CASAS PASIVAS

Edificios de consumo casi nulo - ECCN

 

 

¿Qué es una casa pasiva?

 

Una casa pasiva es aquella edificación cuyo confort térmico se obtiene principalmente de manera pasiva, es decir, sin un aporte activo de calor como suele suceder con las calefacciones de las viviendas tradicionales. Esto quiere decir que las casas pasivas tienen una eficiencia energética máxima, ya que aprovechan las ganancias térmicas por la radiación solar o por la propia actividad del usuario y evitan que el calor interior de la vivienda se pierda, a través de las paredes o las ventanas, como suele ocurrir en las edificaciones de construcción convencional.

 

Este tipo de construcciones se basan en varios principios que se deben cumplir para realizarlos correctamente:

 

- Arquitectura bioclimática: Es importante que las viviendas o edificaciones aprovechen al máximo las condiciones climáticas y del entorno, utilizando una buena orientación para aprovechar al máximo la luz solar en aquellas estancias de la vivienda que vayan a ser más utilizadas, además de proteger la edificación de los vientos predominantes y otras actuaciones como la utilización de arbolado de hoja caduca que nos proporcionará sombra en verano y nos permitirá tener iluminación solar en invierno.

 

Envolvente térmica: Al igual que nos ponemos un buen abrigo cuando tenemos frío, la vivienda debe contar con una gran envolvente térmica, es decir, las paredes, suelos y cubiertas de la vivienda deberán ejercer una importante función de aislamiento térmico, al igual que haría un abrigo.

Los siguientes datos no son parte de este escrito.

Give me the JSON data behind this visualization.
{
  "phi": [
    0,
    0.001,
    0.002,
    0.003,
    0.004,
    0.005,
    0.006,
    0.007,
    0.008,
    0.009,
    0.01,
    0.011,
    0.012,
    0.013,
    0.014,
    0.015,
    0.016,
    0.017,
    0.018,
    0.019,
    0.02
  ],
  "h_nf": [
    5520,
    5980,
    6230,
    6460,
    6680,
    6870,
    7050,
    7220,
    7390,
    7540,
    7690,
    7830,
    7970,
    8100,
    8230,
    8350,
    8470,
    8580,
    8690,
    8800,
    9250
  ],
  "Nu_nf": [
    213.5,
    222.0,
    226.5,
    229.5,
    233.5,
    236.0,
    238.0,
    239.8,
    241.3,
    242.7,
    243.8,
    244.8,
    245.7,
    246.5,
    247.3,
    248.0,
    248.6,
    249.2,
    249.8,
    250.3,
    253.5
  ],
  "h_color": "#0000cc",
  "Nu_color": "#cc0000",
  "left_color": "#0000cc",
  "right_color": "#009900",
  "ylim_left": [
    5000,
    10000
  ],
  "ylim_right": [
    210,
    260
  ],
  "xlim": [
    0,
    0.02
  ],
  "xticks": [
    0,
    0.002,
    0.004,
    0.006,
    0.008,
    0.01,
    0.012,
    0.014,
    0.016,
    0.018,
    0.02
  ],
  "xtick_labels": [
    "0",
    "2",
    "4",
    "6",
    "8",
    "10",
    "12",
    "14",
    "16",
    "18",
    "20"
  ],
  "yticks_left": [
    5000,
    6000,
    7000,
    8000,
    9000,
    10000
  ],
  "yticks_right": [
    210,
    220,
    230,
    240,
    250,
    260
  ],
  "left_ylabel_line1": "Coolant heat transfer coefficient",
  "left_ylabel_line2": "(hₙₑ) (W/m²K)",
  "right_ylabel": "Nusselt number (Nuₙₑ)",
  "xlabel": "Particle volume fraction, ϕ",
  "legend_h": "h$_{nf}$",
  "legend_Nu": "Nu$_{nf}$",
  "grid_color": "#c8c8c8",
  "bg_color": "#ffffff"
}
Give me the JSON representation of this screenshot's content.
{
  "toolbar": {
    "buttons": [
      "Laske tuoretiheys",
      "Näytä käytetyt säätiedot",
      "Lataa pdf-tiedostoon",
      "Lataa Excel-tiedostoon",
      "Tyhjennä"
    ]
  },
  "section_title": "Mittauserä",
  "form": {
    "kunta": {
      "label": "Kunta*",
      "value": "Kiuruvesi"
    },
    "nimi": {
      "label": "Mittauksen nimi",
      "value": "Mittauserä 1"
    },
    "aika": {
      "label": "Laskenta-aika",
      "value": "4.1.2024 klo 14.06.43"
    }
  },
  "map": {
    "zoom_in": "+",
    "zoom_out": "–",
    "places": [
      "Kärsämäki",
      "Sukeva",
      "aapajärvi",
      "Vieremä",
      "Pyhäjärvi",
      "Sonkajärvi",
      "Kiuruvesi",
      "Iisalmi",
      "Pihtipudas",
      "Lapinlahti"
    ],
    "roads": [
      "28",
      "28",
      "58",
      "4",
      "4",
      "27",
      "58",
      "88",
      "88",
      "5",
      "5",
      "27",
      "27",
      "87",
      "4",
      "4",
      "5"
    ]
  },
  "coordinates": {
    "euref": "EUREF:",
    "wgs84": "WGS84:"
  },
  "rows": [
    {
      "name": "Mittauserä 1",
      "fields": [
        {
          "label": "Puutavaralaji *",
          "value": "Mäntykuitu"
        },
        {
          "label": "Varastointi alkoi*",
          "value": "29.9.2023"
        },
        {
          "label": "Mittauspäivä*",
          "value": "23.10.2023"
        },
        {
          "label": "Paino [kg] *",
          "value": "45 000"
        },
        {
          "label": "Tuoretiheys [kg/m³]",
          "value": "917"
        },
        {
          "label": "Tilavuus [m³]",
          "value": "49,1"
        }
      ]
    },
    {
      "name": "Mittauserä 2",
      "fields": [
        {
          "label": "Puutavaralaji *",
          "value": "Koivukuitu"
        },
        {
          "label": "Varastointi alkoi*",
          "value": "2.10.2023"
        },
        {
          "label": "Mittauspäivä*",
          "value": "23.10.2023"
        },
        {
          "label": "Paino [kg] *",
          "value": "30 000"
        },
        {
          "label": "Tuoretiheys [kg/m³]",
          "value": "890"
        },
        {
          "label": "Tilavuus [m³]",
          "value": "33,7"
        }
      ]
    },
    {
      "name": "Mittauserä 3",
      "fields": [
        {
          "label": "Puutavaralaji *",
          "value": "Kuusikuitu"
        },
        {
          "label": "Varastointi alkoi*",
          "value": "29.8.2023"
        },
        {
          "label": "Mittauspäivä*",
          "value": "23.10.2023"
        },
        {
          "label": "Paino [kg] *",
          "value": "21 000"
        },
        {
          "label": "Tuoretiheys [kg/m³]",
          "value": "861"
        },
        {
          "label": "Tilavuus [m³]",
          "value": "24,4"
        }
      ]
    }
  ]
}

Para ello, el aislamiento de paredes, cubierta y suelo deberá ser muy abudante y continuo, es decir, evitando los puentes térmicos que se producen en las uniones de estos elementos. También se tendrá que tener en cuenta este aislamiento para las ventanas o puertas, colocando materiales de gran aislamiento térmico como marcos con baja transmitancia térmica y vidrio de triple acristalamiento.

 

Estanqueidad al aire: Es importante que no produzcan filtraciones de aire del interior al exterior, tanto por las paredes como principalmente por la unión de los huecos (ventanas y puertas) con estas paredes. Para ello se deberá sellar debidamente la unión de las ventanas con las paredes.

 

Ventilación con recuperación de calor: Al igual que cuando nos ponemos un abrigo podemos llegar a mojarlo por el interior debido a la condensación por falta de transpiración, la vivienda deberá contar con un sistema de renovación de aire mecánico, que extraiga el aire de las zonas húmedas como cocina y baños e introduzca aire fresco en las zonas más habitables, como salón y dormitorios. Esta renovación deberá contar con un recuperador de calor, donde el aire que se extrae transfiere el calor al aire que se introduce en la vivienda, produciéndose una renovación de aire total sin perder la temperatura interior. 

 

La realización de estas técnicas no asegura que no vayamos a necesitar calefacción en algún momento puntual del año, pero sí asegura que la temperatura interior se mantendrá estable prácticamente todo el año, tanto en verano como en invierno, sin la necesidad de tener que activar la calefacción durante largos periodos de tiempo, con el importante ahorro energético y económico que ello supone.

 

 

Certificaciones

 

Existen varias empresas o plataformas que certifican la correcta realización tanto del proyecto como de las obras de las casas pasivas.

 

La más común y conocida es la Plataforma de Edificación Passivhaus, con origen alemán, donde se explica ampliamente la manera de obtener el certificado.

 

 

 

También existen otros certificados de construcción sostenible como el certificado BREEAM, de origen británico y el certifcado LEED perteneciente al Spain Green Building Council.